The most important reason I choose to eat organically is me. I am an American and I decide what goes into my body. It's not freedom if you don't get to choose...



I choose not to put harmful chemicals into my body if I can help it. They world around us is filled with toxins that leach the health and wellness from our bodies every day. I didn't actually believe all of the hocus pocus until I tried it for myself. I gave it six weeks, just to see if I noticed anything different.

Results:
  • I lost fifteen pounds
  • My skin cleared up
  • My hair and skin feel super soft (I can't stop touching myself, people are getting a little nervous around me)
  • I feel terrific. I mean really terrific.
  • I went jogging. Jogging! ME! Did I mention that I went jogging? I twas only four blocks, but still!!!
I also notice that when I don't eat healthy now, I feel like crap. I can still get away with conventional food but I pay for it.

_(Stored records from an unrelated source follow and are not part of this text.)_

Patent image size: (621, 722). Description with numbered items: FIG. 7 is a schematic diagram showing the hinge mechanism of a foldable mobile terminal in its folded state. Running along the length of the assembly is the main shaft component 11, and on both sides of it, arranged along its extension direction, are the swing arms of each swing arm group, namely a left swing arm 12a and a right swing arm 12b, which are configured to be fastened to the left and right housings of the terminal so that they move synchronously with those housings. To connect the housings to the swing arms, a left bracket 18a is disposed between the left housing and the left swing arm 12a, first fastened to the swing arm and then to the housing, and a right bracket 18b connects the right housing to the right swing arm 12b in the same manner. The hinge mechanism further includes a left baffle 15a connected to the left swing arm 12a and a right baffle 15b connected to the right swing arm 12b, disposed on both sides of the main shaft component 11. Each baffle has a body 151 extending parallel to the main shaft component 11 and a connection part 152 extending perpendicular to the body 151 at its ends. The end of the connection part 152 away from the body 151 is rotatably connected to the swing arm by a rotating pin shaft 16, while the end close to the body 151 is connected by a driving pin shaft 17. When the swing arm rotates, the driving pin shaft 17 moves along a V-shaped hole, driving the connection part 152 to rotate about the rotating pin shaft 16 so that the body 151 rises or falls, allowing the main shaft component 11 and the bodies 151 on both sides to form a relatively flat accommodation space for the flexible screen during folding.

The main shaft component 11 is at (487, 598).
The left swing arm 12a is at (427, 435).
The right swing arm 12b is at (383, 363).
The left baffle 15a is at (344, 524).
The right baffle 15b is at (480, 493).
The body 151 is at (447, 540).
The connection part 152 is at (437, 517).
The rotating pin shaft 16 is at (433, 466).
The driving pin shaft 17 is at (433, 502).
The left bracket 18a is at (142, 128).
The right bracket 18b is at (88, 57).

Besides, I don't want to put bio toxins and endocrine disruptors and rampant carcinogens into my body. I want clean living and clean mind and I don't think you can have those things if you are filled with nuclear sludge.

I want my life to be long and healthy and I want a beautiful place to live out the remainder of my days. I want to breathe clean air and sunshine, I want to run through wildflower meadows and I want to eat pure food from my own garden.

I want the next generation to blow dandelions and drink lemonade on a hot summer day. I want them to wade in clean rivers filled with one-headed fish that are safe to catch. I want to see children grow up and change the world in a meaningful, beneficial way. I want a brighter tomorrow for the only place I will ever call home.